Animal Dealer in Court to Face 36 Felony Charges; PETA Urges District Attorney to Do Right After Botching Related Case
For Immediate Release:
August 2, 2018
David Perle 202-483-7382
Brighton, Colo. – This morning, PETA sent an urgent plea—accompanied by a petition containing over 52,000 signatures—to the 17th Judicial District Attorney’s Office calling for the vigorous prosecution of Adams County resident, animal dealer, and convicted animal abuser Lynn Kubic, who is scheduled to be arraigned on 36 felony cruelty-to-animals charges on Monday, August 6, at 8:30 a.m., before Judge Thomas Richard Ensor.

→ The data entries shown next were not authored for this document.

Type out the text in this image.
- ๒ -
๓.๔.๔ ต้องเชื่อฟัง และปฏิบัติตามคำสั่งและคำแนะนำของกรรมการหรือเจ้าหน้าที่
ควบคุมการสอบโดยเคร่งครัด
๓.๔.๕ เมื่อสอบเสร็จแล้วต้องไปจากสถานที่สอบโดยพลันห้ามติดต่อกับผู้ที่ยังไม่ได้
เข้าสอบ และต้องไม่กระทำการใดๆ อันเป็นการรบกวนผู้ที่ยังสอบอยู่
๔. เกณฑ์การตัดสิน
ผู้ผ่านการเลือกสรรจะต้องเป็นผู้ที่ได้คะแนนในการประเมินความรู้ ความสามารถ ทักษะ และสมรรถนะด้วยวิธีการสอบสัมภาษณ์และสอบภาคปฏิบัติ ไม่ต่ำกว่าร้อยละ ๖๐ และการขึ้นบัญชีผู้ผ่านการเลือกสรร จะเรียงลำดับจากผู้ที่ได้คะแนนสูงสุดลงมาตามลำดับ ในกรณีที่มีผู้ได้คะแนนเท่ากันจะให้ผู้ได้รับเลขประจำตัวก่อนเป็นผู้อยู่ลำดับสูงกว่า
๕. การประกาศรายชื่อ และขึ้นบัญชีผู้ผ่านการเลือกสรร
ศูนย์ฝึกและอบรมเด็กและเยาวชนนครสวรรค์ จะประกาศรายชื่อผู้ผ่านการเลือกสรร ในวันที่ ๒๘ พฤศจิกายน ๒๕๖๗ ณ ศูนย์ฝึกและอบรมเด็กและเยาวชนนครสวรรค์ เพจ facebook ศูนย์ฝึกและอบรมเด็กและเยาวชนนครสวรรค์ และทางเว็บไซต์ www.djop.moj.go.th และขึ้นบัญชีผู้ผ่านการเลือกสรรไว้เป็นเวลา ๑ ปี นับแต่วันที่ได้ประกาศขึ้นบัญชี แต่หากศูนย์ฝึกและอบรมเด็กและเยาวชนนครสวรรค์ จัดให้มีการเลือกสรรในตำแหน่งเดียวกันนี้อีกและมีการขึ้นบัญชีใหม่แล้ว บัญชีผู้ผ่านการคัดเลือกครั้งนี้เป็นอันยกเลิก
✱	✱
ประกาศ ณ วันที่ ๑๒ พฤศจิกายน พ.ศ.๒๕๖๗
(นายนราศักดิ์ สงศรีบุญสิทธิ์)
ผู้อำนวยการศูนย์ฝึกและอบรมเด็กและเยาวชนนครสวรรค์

The charges against Kubic came after PETA contacted District Attorney Dave Young about video footage and photographs captured by state and county officials during their August 31, 2016, search of Kubic’s property, where they found more than 50 dead animals and more than 2,000 others surrounded by filth and languishing in waste. PETA is asking Young to seek a permanent ban on all contact with animals, plus jail time, should Kubic be convicted. It follows prosecutors’ apathetic handling of similar charges against Kubic’s husband, Kenneth Kubic, in June: Prosecutors dismissed the 36 felony charges against him in exchange for his guilty plea for misdemeanor criminal mischief, which means that he’s still allowed to own and have contact with the very animals he abused as well as to acquire more.
“Nothing short of jail time and a lifelong ban on contact with animals will stop these serial abusers from warehousing and neglecting animals in filth,” says PETA Senior Vice President of Cruelty Investigations Daphna Nachminovitch. “PETA is calling on the district attorney’s office to vigorously prosecute this case before any more animals suffer and die in Lynn Kubic’s hands.”
In the Kubics’ basement—which was described as reeking of urine and feces—officials found more than 500 live hedgehogs, sugar gliders, snakes, and other reptiles, along with dead hedgehogs and snakes, in rows of shelving units and tubs. Almost all the snakes were being kept without access to water. In the Kubics’ “rodent factory,” nearly 1,500 mice and rats (and the remains of dozens of others) were found in small bins and cattle troughs. Two flooded bins held dead mice and maggots, and another mouse bin was actively flooding.